Tuesday, November 19, 2013

Simplify your on-call hours with automated response from SQL Sentry

For many DBAs and other IT professionals, on-call hours are part of the job.  Keeping critical servers and applications running 24/7 requires the ability to respond to problems at any time of day.  This usually means that a call or page to the on-call administrator when something does go wrong off-hours.  With SQL Sentry's extensive automated alerting and response capabilities, this isn't always necessary.  Let's take a look at how it works.

Automated response types:

There are four different responses that I'm going to focus on for this post: Execute Job, Execute Process, Execute SQL, and Run QuickTrace.  We will also look at using some notifications alongside them.  Let's start by examining the capabilites of each in detail.

Execute Job

The Execute Job action can be used to execute a SQL Agent job on the current server, or any other watched server in your enterprise. This action effectively enables you to create simple "one-to-one" job chains by associating it with Job Completed, Success, or Failure conditions.  SQL Sentry Event Manager users can also create more advanced job workflows using Event Chaining, but that's a topic for another post.

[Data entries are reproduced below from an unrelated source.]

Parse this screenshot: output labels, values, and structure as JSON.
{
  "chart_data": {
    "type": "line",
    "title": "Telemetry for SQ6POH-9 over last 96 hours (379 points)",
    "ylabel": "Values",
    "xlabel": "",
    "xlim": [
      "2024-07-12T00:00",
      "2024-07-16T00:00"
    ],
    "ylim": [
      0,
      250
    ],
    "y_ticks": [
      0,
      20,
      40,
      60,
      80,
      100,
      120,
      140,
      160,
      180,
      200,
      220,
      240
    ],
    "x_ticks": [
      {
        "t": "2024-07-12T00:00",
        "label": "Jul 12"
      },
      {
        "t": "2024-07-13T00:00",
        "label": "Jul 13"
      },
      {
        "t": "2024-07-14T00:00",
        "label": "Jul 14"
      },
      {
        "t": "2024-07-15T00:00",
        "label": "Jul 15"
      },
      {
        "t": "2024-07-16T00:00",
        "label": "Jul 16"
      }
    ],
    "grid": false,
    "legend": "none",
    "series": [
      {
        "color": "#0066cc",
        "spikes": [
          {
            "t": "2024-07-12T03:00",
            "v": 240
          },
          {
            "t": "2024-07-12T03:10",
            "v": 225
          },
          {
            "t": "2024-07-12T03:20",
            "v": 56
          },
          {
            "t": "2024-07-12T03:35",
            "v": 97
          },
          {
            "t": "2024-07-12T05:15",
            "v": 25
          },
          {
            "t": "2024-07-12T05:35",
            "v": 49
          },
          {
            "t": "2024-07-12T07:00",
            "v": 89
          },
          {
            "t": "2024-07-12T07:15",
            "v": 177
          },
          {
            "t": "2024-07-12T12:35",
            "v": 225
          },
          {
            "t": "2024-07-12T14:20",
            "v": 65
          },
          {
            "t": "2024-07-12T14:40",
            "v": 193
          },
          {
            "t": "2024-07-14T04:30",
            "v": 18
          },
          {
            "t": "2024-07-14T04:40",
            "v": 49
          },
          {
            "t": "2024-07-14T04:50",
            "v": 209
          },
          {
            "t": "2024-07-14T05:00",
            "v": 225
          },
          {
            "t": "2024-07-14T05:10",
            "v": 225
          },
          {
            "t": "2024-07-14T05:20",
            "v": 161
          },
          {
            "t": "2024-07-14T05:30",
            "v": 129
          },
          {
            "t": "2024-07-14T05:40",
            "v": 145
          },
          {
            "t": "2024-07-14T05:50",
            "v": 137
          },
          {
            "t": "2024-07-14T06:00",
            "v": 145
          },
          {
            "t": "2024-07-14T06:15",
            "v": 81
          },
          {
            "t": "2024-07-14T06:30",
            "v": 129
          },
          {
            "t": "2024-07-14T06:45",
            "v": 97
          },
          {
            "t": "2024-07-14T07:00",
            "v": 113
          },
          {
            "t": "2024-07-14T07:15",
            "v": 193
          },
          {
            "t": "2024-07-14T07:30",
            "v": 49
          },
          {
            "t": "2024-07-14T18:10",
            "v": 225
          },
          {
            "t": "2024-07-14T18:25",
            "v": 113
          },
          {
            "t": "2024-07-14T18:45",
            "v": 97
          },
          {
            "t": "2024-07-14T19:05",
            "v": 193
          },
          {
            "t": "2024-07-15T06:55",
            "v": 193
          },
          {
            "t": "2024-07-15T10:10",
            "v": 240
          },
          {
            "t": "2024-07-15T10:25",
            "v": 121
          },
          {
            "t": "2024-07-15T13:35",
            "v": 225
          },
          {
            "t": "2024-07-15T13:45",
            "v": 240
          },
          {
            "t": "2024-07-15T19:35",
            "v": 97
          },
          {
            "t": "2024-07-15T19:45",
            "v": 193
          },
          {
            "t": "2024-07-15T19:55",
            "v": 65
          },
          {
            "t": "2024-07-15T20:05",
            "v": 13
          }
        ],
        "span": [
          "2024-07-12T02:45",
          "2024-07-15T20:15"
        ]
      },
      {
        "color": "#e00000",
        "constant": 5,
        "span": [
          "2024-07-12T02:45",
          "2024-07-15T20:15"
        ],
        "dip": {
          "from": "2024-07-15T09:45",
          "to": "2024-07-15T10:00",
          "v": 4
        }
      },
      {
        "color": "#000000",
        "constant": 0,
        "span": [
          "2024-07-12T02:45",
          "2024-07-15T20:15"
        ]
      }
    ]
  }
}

Execute Job is my favorite response type because I can wrap almost anything in a job, and the job itself is monitored by Event Manager.  This allows me to not only automate a response, but very easily configure a Send Email or Send Page notification in case of a failure in my automated response.

Execute Process

The Execute Process action can be used to execute any executable or batch file against any of your monitored servers.  This option does require xp_cmdshell to be enabled on the server, so this is not always an option.

Execute SQL

The Execute SQL action executes any T-SQL statement(s) against any of your monitored servers.  This option is very flexible, able to respond to pretty much anything you can anticipate and write a script or stored procedure to resolve.  The upside to this versus Execute Job is that you do not have to create an object on the server.  The downside is that it is a little bit more complicated to build a notification to respond to issues with your automated response. 

Run QuickTrace

Sometimes you have a recurring issue that some extra trace data would be helpful to resolve, but it is hard to predict when the issue will happen.  Run QuickTrace is for this kind of scenario, as it allows you to run a short-term trace in response to the event occurring.  This allows you to minimize the amount of time the trace has to run against the server, and the amount of data that needs to be sifted through to analyze the problem.

The Quick Trace runs for a short time, I usually set its duration for 10-30 seconds, and grabs everything running against the server at either the batch or statement event level.  You can also specify a rowcount limit for the trace, limiting the amount of data collected.

The QuickTrace is unfiltered and collects a broad range of data columns.  This is something we would typically think of as being fairly high-impact from a standpoint of overhead on the server,and certainly something we would be very resistant to firing off from Profiler as a client-side trace.  SQL Sentry has a number of different safeguards and optimizations to reduce that overhead.  I won't bore you with the details here, but they're all available in the SQL Sentry User Guide.

Configuring an example in SQL Sentry:

Let's take a look at one possible example using my demo environment. 

First, we need a problem to solve. For our example, I have built an automated response to handle a failure of my nightly full backup job on one of my monitored SQL Server instances.  I created a second backup job for my automated response, and it backs up to an alternate storage location.  This way, if my primary backup location runs out of space, or there is some other issue, we can retry to an alternate location.  In this case, I wouldn't disable the failed job email alert that I have configured globally, because I do want to know that my backup isn't going to be in its usual location.  Let's take a look at how I configured it:

Click to enlarge.  On the left, I've configured the Execute Job action on failure to start the alternate backup job.  On the right, I set a Send Page alert targeting both of my call groups and the help desk so a high-priority notification goes out if the alternate backup should fail as well.

This is just a simple example, but outlines one of the many ways you can have SQL Sentry automate response to events to save aggravation and ensure that problems are resolved quickly.